Così mentre a Marchionne che puntava ad un’alleanza col gruppo francese che andasse al di là dell’accordo attuale (per i veicoli commerciali) non resta che volgere lo sguardo ad Oriente, General Motors e Psa hanno gettato le basi per ricavare il massimo profitto da questo “fidanzamento”: i francesi in risposta all’acquisto del 7% delle azioni da parti degli yankee lanciano un aumento di capitale da un miliardo di euro; l’accordo operativo dalla seconda metà dell’anno in corso avrà come effetto il risparmio di 2 miliardi di dollari all’anno per i prossimi 5 anni; condivisione di piattaforme, componenti e tecnologie per produrre i primi veicoli in comune dal 2016 per ottenere la leadership globale nelle auto compatte di segmento B e D (in Europa Gm controlla Opel/Vauxhall e si “muove” benissimo con Chevrolet); creazione di una joint venture per gli acquisti di materie prime e componenti con un potere d’acquisto di 125 miliardi di dollari all’anno.
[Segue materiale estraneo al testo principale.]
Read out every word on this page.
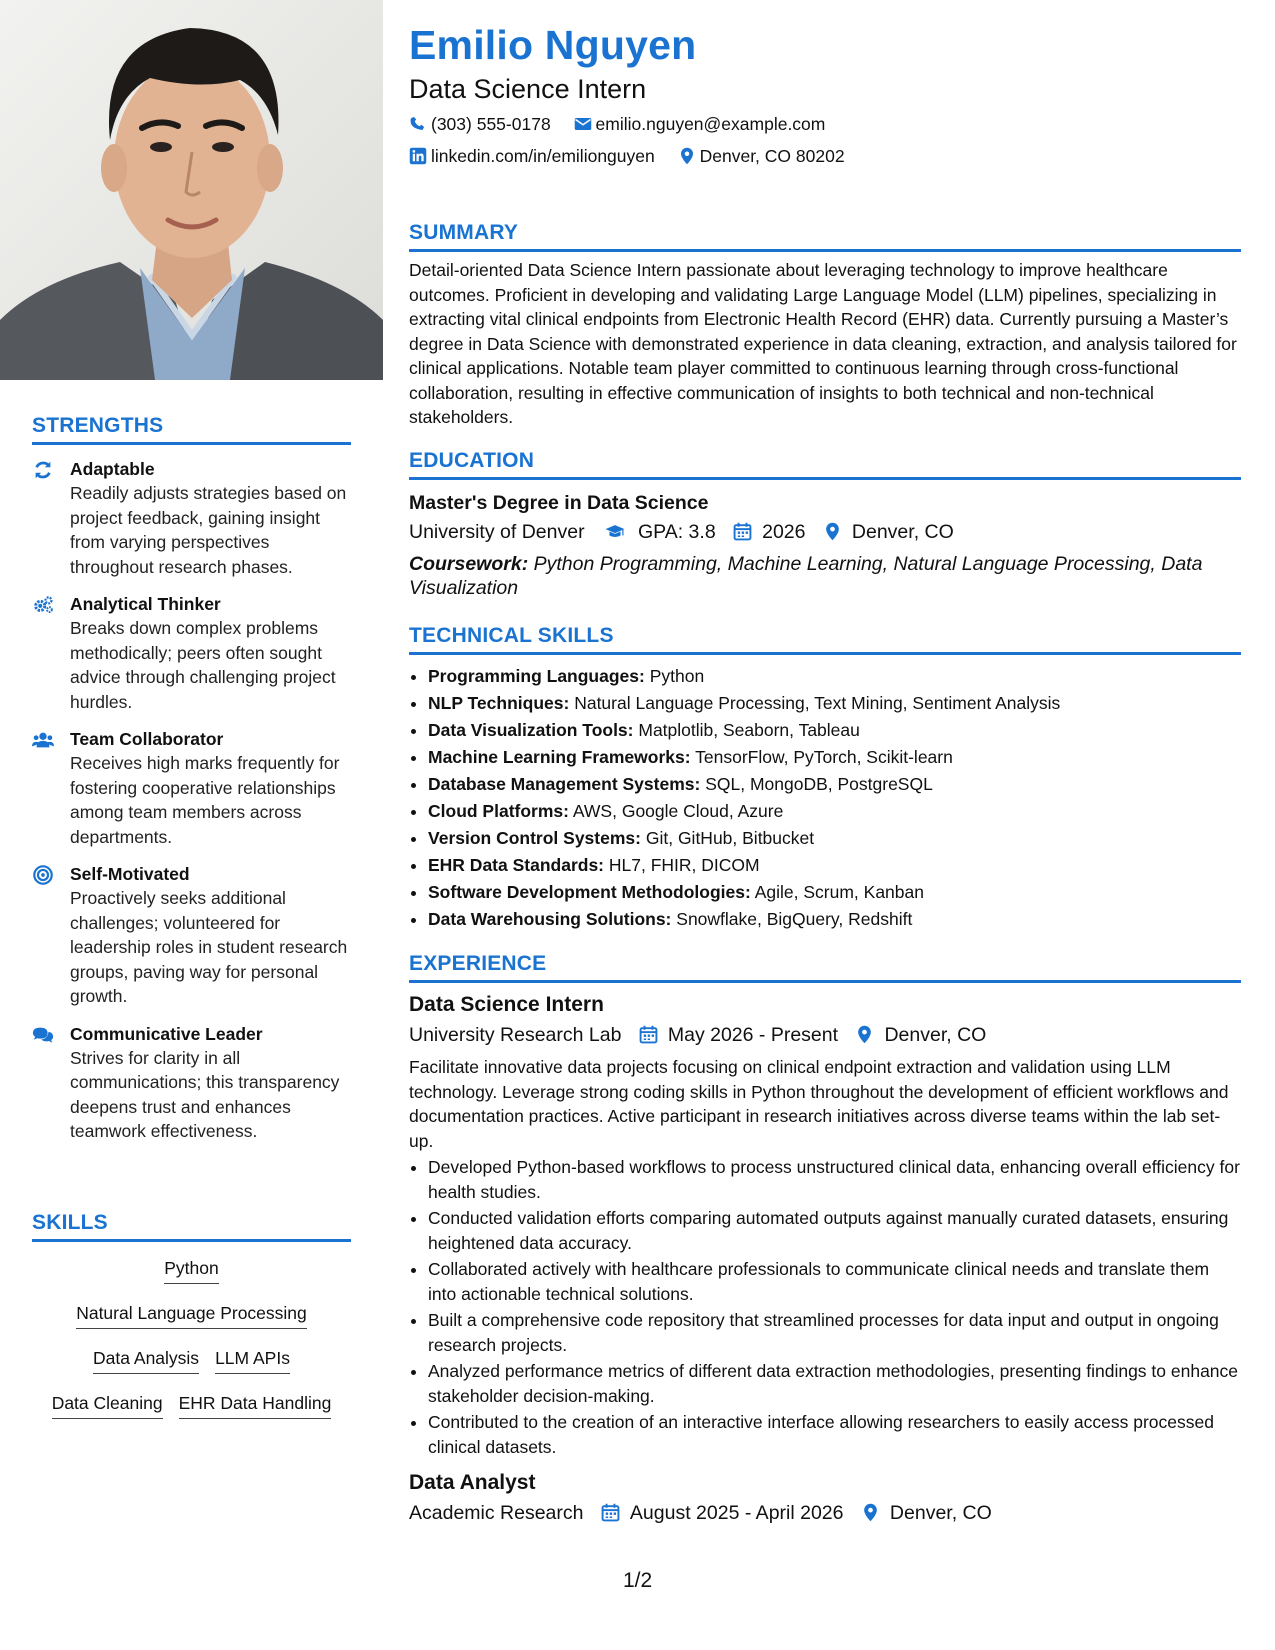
STRENGTHS
Adaptable
Readily adjusts strategies based on project feedback, gaining insight from varying perspectives throughout research phases.
Analytical Thinker
Breaks down complex problems methodically; peers often sought advice through challenging project hurdles.
Team Collaborator
Receives high marks frequently for fostering cooperative relationships among team members across departments.
Self-Motivated
Proactively seeks additional challenges; volunteered for leadership roles in student research groups, paving way for personal growth.
Communicative Leader
Strives for clarity in all communications; this transparency deepens trust and enhances teamwork effectiveness.
SKILLS
Python
Natural Language Processing
Data Analysis LLM APIs
Data Cleaning EHR Data Handling
Emilio Nguyen
Data Science Intern
(303) 555-0178	emilio.nguyen@example.com
linkedin.com/in/emilionguyen	Denver, CO 80202
SUMMARY

Detail-oriented Data Science Intern passionate about leveraging technology to improve healthcare outcomes. Proficient in developing and validating Large Language Model (LLM) pipelines, specializing in extracting vital clinical endpoints from Electronic Health Record (EHR) data. Currently pursuing a Master’s degree in Data Science with demonstrated experience in data cleaning, extraction, and analysis tailored for clinical applications. Notable team player committed to continuous learning through cross-functional collaboration, resulting in effective communication of insights to both technical and non-technical stakeholders.

EDUCATION
Master's Degree in Data Science
University of Denver	GPA: 3.8 2026 Denver, CO
Coursework: Python Programming, Machine Learning, Natural Language Processing, Data Visualization
TECHNICAL SKILLS
• Programming Languages: Python
• NLP Techniques: Natural Language Processing, Text Mining, Sentiment Analysis
• Data Visualization Tools: Matplotlib, Seaborn, Tableau
• Machine Learning Frameworks: TensorFlow, PyTorch, Scikit-learn
• Database Management Systems: SQL, MongoDB, PostgreSQL
• Cloud Platforms: AWS, Google Cloud, Azure
• Version Control Systems: Git, GitHub, Bitbucket
• EHR Data Standards: HL7, FHIR, DICOM
• Software Development Methodologies: Agile, Scrum, Kanban
• Data Warehousing Solutions: Snowflake, BigQuery, Redshift
EXPERIENCE
Data Science Intern
University Research Lab May 2026 - Present Denver, CO

Facilitate innovative data projects focusing on clinical endpoint extraction and validation using LLM technology. Leverage strong coding skills in Python throughout the development of efficient workflows and documentation practices. Active participant in research initiatives across diverse teams within the lab set-up.

• Developed Python-based workflows to process unstructured clinical data, enhancing overall efficiency for health studies.
• Conducted validation efforts comparing automated outputs against manually curated datasets, ensuring heightened data accuracy.
• Collaborated actively with healthcare professionals to communicate clinical needs and translate them into actionable technical solutions.
• Built a comprehensive code repository that streamlined processes for data input and output in ongoing research projects.
• Analyzed performance metrics of different data extraction methodologies, presenting findings to enhance stakeholder decision-making.
• Contributed to the creation of an interactive interface allowing researchers to easily access processed clinical datasets.
Data Analyst
Academic Research August 2025 - April 2026 Denver, CO
1/2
Entusiasmo ma punti fermi, almeno al momento. Il numero uno di Gm, Dan Akerson si è premurato a precisare che <<è un’alleanza non una fusione; le sinergie in aggiunta ai nostri piani indipendenti mettono Gm nella posizione di avere una redditività sostenibile a lungo termine in Europa>>. Il Ceo di Psa, Philippe Varin, si è dichiarato convinto che il suo gruppo <<è pronto a raccogliere tutti i benefici di questo accordo>>. Nel coro a due voci si sono prontamente inseriti i sindacati tedeschi  che prima di questo accordo avevano ricevuto il duro avvertimento di Akerson di non respingere i tagli programmati (Gm sta valutando la chiusura di stabilimenti in Germania dove impiega circa 3.100 lavoratori e in Gran Bretagna dove ne ha 2.100) <<è un accordo che contiene molti rischi per i lavoratori delle fabbriche Opel in Germania>> e il ministro  dell’industria francese  Eric Besson <<i posti di lavoro in Francia non si toccano>>.
Marchionne è stato costretto a mollare la presa su Opel (ma l’ha rivolta con profitto su Chrysler) ora  rinuncerà a… tentare ancora Psa? Non datelo per scontato. Intanto il Nostro incassa il giudizio degli  analisti che negli Usa hanno commentato l’accordo Gm-Psa: <<Gli accordi tra le Case automobilistiche alle prese con gli stessi problemi (prezzi in caduta e volumi in contrazione; Peugeot in perdita per 1,65 miliardi nel 2011; Opel/Vauxhall  con perdite orrende, così definite da Akerson, che dal 1999 ha chiuso in rosso con un buco complessivo di 14 miliardi di dollari; ndd) non posano su basi solide. La maggiore parte delle grandi alleanze è fallita. Complessivamente quello dell’auto non è un settore dove ci sia la più alta percentuale di successo>>. Ma il giudizio vale anche per Fiat-Chrysler?
General Motors, quindi, è riuscita a salvarsi dalla bancorotta, ristrutturandosi grazie ai 50 miliardi di 
dollari ricevuti dal governo Usa, azzerando i debiti e tagliando drasticamente il costo del lavoro, e dopo essere risalita sul tetto del mondo nel quale per due anni era rimasta Toyota, torna a recitare un ruolo da grande protagonista. Con un ritorno in Europa che sconvolgerà piani e alleanze (Psa ha una cooperazione con Bmw per i motori a benzina, con Fiat e Tofas per i veicoli commerciali, con Ford per i motori Diesel).
Tutto cambia affinché nulla cambi. La “filosofia” di Tomasi di Lampedusa nel “Gattopardo” ha nell’industria dell’auto un principe di Salina che si chiama Dan Akerson e un cavalliere Chevalley che risponde al nome di Sergio Marchionne.